France's economy grew 1.1% in 2015, its biggest jump in four years which the government hailed as confirmation of a turnaround after years of economic stagnation, official statistics showed today. 

The euro zone's second-biggest economy posted growth of 0.2% in the fourth quarter, down from 0.3% in the July-September period, national statistics agency INSEE said. 

The full-year growth figure, up from 0.2% in 2014, was in line with the government's predictions but lagged the 1.5% growth expected in the wider euro zone in 2015, according to INSEE. 

Finance Minister Michel Sapin said the fact that output had continued expanding in the fourth quarter, despite devastating terrorist attacks that left 130 people dead in November and dealt a severe blow to tourism, showed "the French did not give up". 

"2015 was the year of the recovery," Sapin told AFP, predicting that the trend would "intensify in 2016" and spur job creation.

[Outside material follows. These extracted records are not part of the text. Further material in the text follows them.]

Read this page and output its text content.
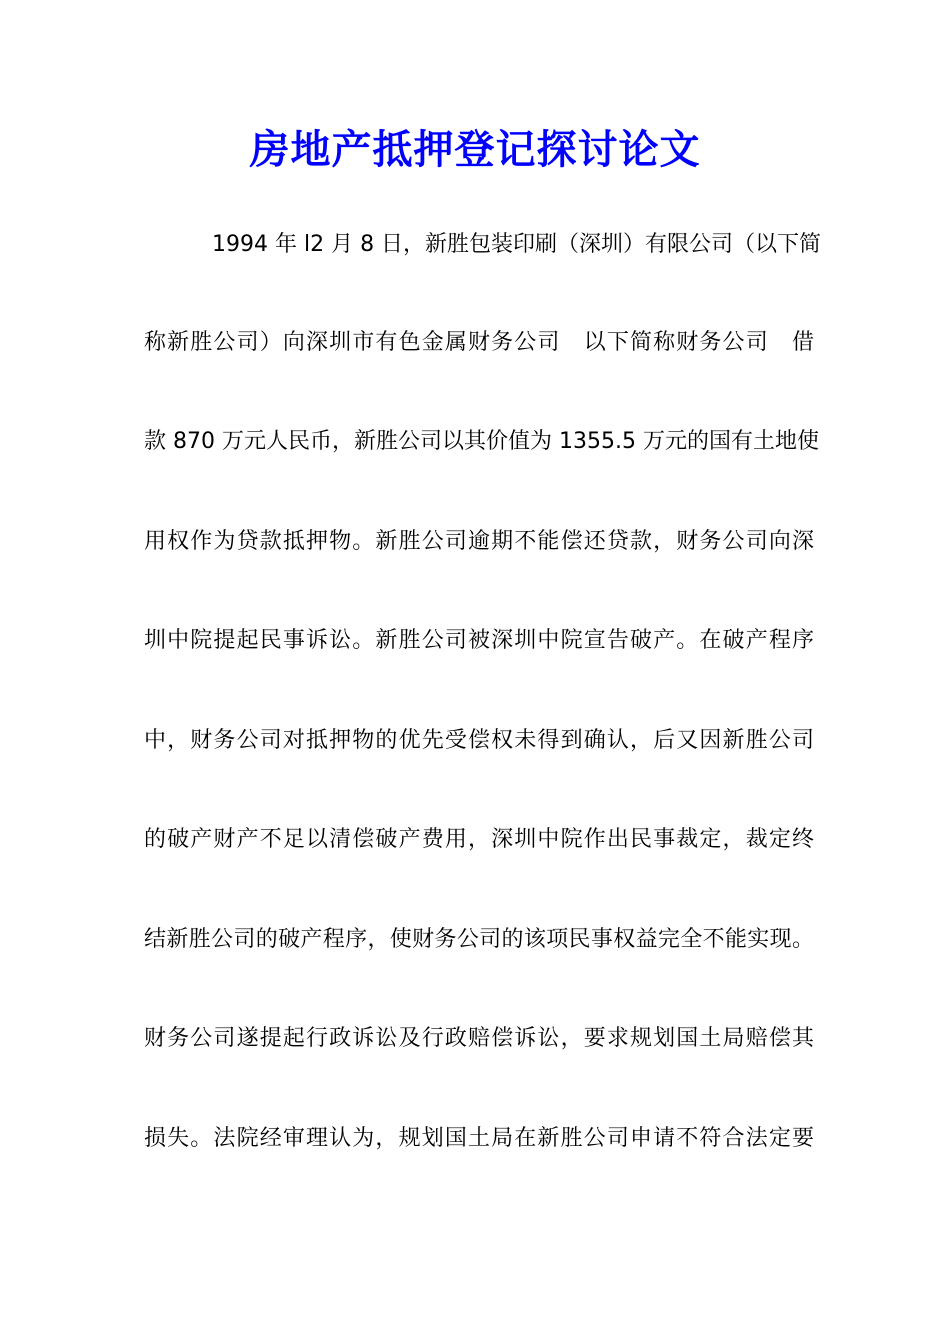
房地产抵押登记探讨论文
1994 年 l2 月 8 日，新胜包装印刷（深圳）有限公司（以下简
称新胜公司）向深圳市有色金属财务公司　以下简称财务公司　借
款 870 万元人民币，新胜公司以其价值为 1355.5 万元的国有土地使
用权作为贷款抵押物。新胜公司逾期不能偿还贷款，财务公司向深
圳中院提起民事诉讼。新胜公司被深圳中院宣告破产。在破产程序
中，财务公司对抵押物的优先受偿权未得到确认，后又因新胜公司
的破产财产不足以清偿破产费用，深圳中院作出民事裁定，裁定终
结新胜公司的破产程序，使财务公司的该项民事权益完全不能实现。
财务公司遂提起行政诉讼及行政赔偿诉讼，要求规划国土局赔偿其
损失。法院经审理认为，规划国土局在新胜公司申请不符合法定要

In a sign of increased consumer confidence, consumer spending shot up 1.4% in 2015, while business investment grew 2% year-on-year.

The figures provide some rare good news for the government after further disappointment on the jobs front this week. 

On Wednesday, the labour ministry announced that unemployment - the scourge of President Francois Hollande's administration - had risen again in December, taking the number of jobless to a new record of 3.59 million.